Carla Hall has popped up in pop culture so much over the last decade that you might not remember exactly where you first saw her. Maybe it was one of her two turns on “Top Chef,” or maybe it was on the daytime talk show “The Chew,” which she co-hosted for eight years. It could be from a variety of other TV appearances, or one of her three cookbooks, or the restaurant she ran in Brooklyn. The point is, Carla Hall has done quite a few things – and she credits much of success to the lessons she learned through 4‑H.
For Hall, who attended St. Vincent De Paul— an all-black Catholic school — in Nashville, 4‑H provided a much-needed dose of self-esteem. An early foundational experience for her was winning a Blue Ribbon for her artistic entry in a 4‑H competition.
“I learned my art was blue ribbon-worthy, which gave me the confidence to go on. I was such a shy kid and it gave me the confidence to keep doing things,” Hall remembers. But the value of that experience was less about winning something, and more about realizing there was a world beyond her own small town. “The experience was about us supporting each other within the walls of our small school community and knowing that we were learning how to reach out to a larger community, to our state, to our country, and on into the world,” she said.
While 4‑H’s roots are in agricultural education, for Hall, participating in 4‑H was about learning the skills she would need throughout her life, and she has said that 4‑H provided “the foundation for my future.” For the chef/entrepreneur/author/television personality, “busy” isn’t just a temporary status but an entire state of mind. Fortunately, Hall isn’t one to crack under pressure. She attributes her ability to be the very embodiment of grace-under-fire to those life skills she picked up in 4‑H.

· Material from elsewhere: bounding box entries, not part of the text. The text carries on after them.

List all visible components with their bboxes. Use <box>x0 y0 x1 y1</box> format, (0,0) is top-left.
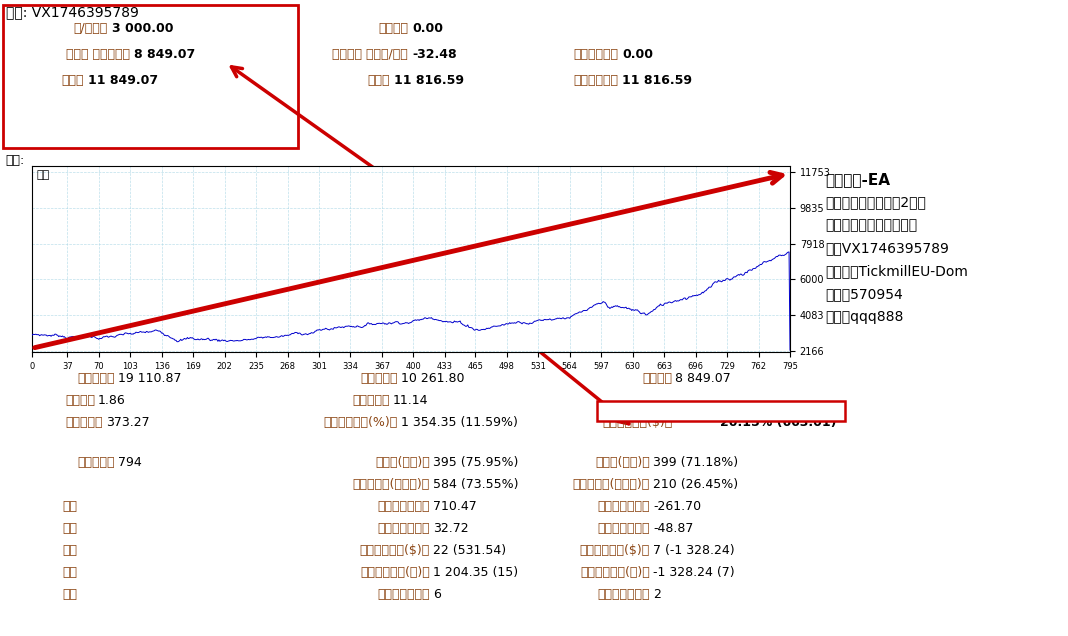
Text: 绝对亏捯：: 绝对亏捯： <box>65 416 103 429</box>
Text: 710.47: 710.47 <box>433 500 476 513</box>
Text: 11.14: 11.14 <box>393 394 428 407</box>
Text: 网格策略-EA: 网格策略-EA <box>824 172 890 187</box>
Text: 余额：: 余额： <box>62 74 84 87</box>
Text: 8 849.07: 8 849.07 <box>134 48 195 61</box>
Text: 最大回撤比例($)：: 最大回撤比例($)： <box>602 416 672 429</box>
Text: 统计:: 统计: <box>5 154 25 167</box>
Text: 单笔亏捯金额：: 单笔亏捯金额： <box>597 500 650 513</box>
Text: 密码：qqq888: 密码：qqq888 <box>824 310 904 324</box>
Text: 最大: 最大 <box>62 500 77 513</box>
Text: 11 816.59: 11 816.59 <box>622 74 692 87</box>
Text: 盈利金额：: 盈利金额： <box>78 372 115 385</box>
Text: 总盈产：: 总盈产： <box>642 372 672 385</box>
Text: -48.87: -48.87 <box>653 522 693 535</box>
Text: 3 000.00: 3 000.00 <box>112 22 173 35</box>
Text: 多单数(胜率)：: 多单数(胜率)： <box>595 455 650 469</box>
Bar <box>597 401 845 421</box>
Text: 373.27: 373.27 <box>106 416 150 429</box>
Text: 期望收益：: 期望收益： <box>352 394 390 407</box>
Text: -261.70: -261.70 <box>653 500 701 513</box>
Text: 最大: 最大 <box>62 565 77 579</box>
Text: 信用额：: 信用额： <box>378 22 408 35</box>
Text: 1 204.35 (15): 1 204.35 (15) <box>433 565 518 579</box>
Text: 794: 794 <box>117 455 142 469</box>
Text: 服务器：TickmillEU-Dom: 服务器：TickmillEU-Dom <box>824 264 968 278</box>
Text: 19 110.87: 19 110.87 <box>117 372 182 385</box>
Text: 亏捯金额：: 亏捯金额： <box>361 372 398 385</box>
Text: 最大回撤金额(%)：: 最大回撤金额(%)： <box>324 416 398 429</box>
Text: 总盈利次数(总胜率)：: 总盈利次数(总胜率)： <box>352 478 430 490</box>
Text: 连续获利次数：: 连续获利次数： <box>377 588 430 600</box>
Text: -1 328.24 (7): -1 328.24 (7) <box>653 565 735 579</box>
Text: 单笔亏捯金额：: 单笔亏捯金额： <box>597 522 650 535</box>
Text: 0.00: 0.00 <box>412 22 443 35</box>
Text: 0.00: 0.00 <box>622 48 653 61</box>
Text: 平仓单 交易盈产：: 平仓单 交易盈产： <box>66 48 130 61</box>
Text: 10 261.80: 10 261.80 <box>400 372 465 385</box>
Text: 单笔获利金额：: 单笔获利金额： <box>377 522 430 535</box>
Text: 2: 2 <box>653 588 661 600</box>
Text: 6: 6 <box>433 588 441 600</box>
Text: 连续亏捯金额(次)：: 连续亏捯金额(次)： <box>580 565 650 579</box>
Text: 两个半月盈利即将翻2倍，: 两个半月盈利即将翻2倍， <box>824 195 926 209</box>
Text: 单笔获利金额：: 单笔获利金额： <box>377 500 430 513</box>
Text: 风险可控，带止捯止盈，: 风险可控，带止捯止盈， <box>824 218 917 232</box>
Text: 399 (71.18%): 399 (71.18%) <box>653 455 738 469</box>
Text: 未平仓单 浮动盈/产：: 未平仓单 浮动盈/产： <box>332 48 408 61</box>
Text: 总亏捯次数(总败率)：: 总亏捯次数(总败率)： <box>572 478 650 490</box>
Text: 平均: 平均 <box>62 522 77 535</box>
Text: 1.86: 1.86 <box>98 394 126 407</box>
Text: 连续获利次数($)：: 连续获利次数($)： <box>360 544 430 556</box>
Text: 净値：: 净値： <box>367 74 390 87</box>
Text: 1 354.35 (11.59%): 1 354.35 (11.59%) <box>400 416 518 429</box>
Text: 已用保证金：: 已用保证金： <box>574 48 618 61</box>
Text: 210 (26.45%): 210 (26.45%) <box>653 478 738 490</box>
Text: -32.48: -32.48 <box>412 48 457 61</box>
Text: 22 (531.54): 22 (531.54) <box>433 544 506 556</box>
Text: 观摩：570954: 观摩：570954 <box>824 287 902 301</box>
Text: 连续亏捯次数：: 连续亏捯次数： <box>597 588 650 600</box>
Text: 连续亏捯次数($)：: 连续亏捯次数($)： <box>580 544 650 556</box>
Text: 咋询VX1746395789: 咋询VX1746395789 <box>824 241 948 255</box>
Text: 20.15% (663.01): 20.15% (663.01) <box>720 416 836 429</box>
Text: 余额: 余额 <box>36 170 50 180</box>
Text: 空单数(胜率)：: 空单数(胜率)： <box>375 455 430 469</box>
Text: 395 (75.95%): 395 (75.95%) <box>433 455 518 469</box>
Text: 摘要: VX1746395789: 摘要: VX1746395789 <box>6 5 139 19</box>
Text: 7 (-1 328.24): 7 (-1 328.24) <box>653 544 735 556</box>
Text: 可用保证金：: 可用保证金： <box>574 74 618 87</box>
Text: 11 816.59: 11 816.59 <box>394 74 464 87</box>
Text: 11 849.07: 11 849.07 <box>88 74 158 87</box>
Text: 584 (73.55%): 584 (73.55%) <box>433 478 518 490</box>
Text: 最大: 最大 <box>62 544 77 556</box>
Text: 存/取款：: 存/取款： <box>74 22 108 35</box>
Bar <box>3 5 298 148</box>
Text: 平均: 平均 <box>62 588 77 600</box>
Text: 8 849.07: 8 849.07 <box>675 372 731 385</box>
Text: 总交易数：: 总交易数： <box>78 455 115 469</box>
Text: 连续获利金额(次)：: 连续获利金额(次)： <box>360 565 430 579</box>
Text: 32.72: 32.72 <box>433 522 469 535</box>
Text: 盈产比：: 盈产比： <box>65 394 95 407</box>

“When there is an emergency, you want me on your team,” Hall said. “I’m going to calm down. I’m going to have Plan A. If that doesn’t work, I will have Plan B.”
It’s been more than 40 years since Hall first got involved with 4‑H, but she believes the organization is still as relevant to students today as it was to her as a teenager back at St. Vincent’s.
“4‑H’ers make a significant difference in their communities,” she said. “They are a living, breathing cultural revolution for doing the right thing — breaking through obstacles and pushing our world forward to make a measurable difference right where they live.”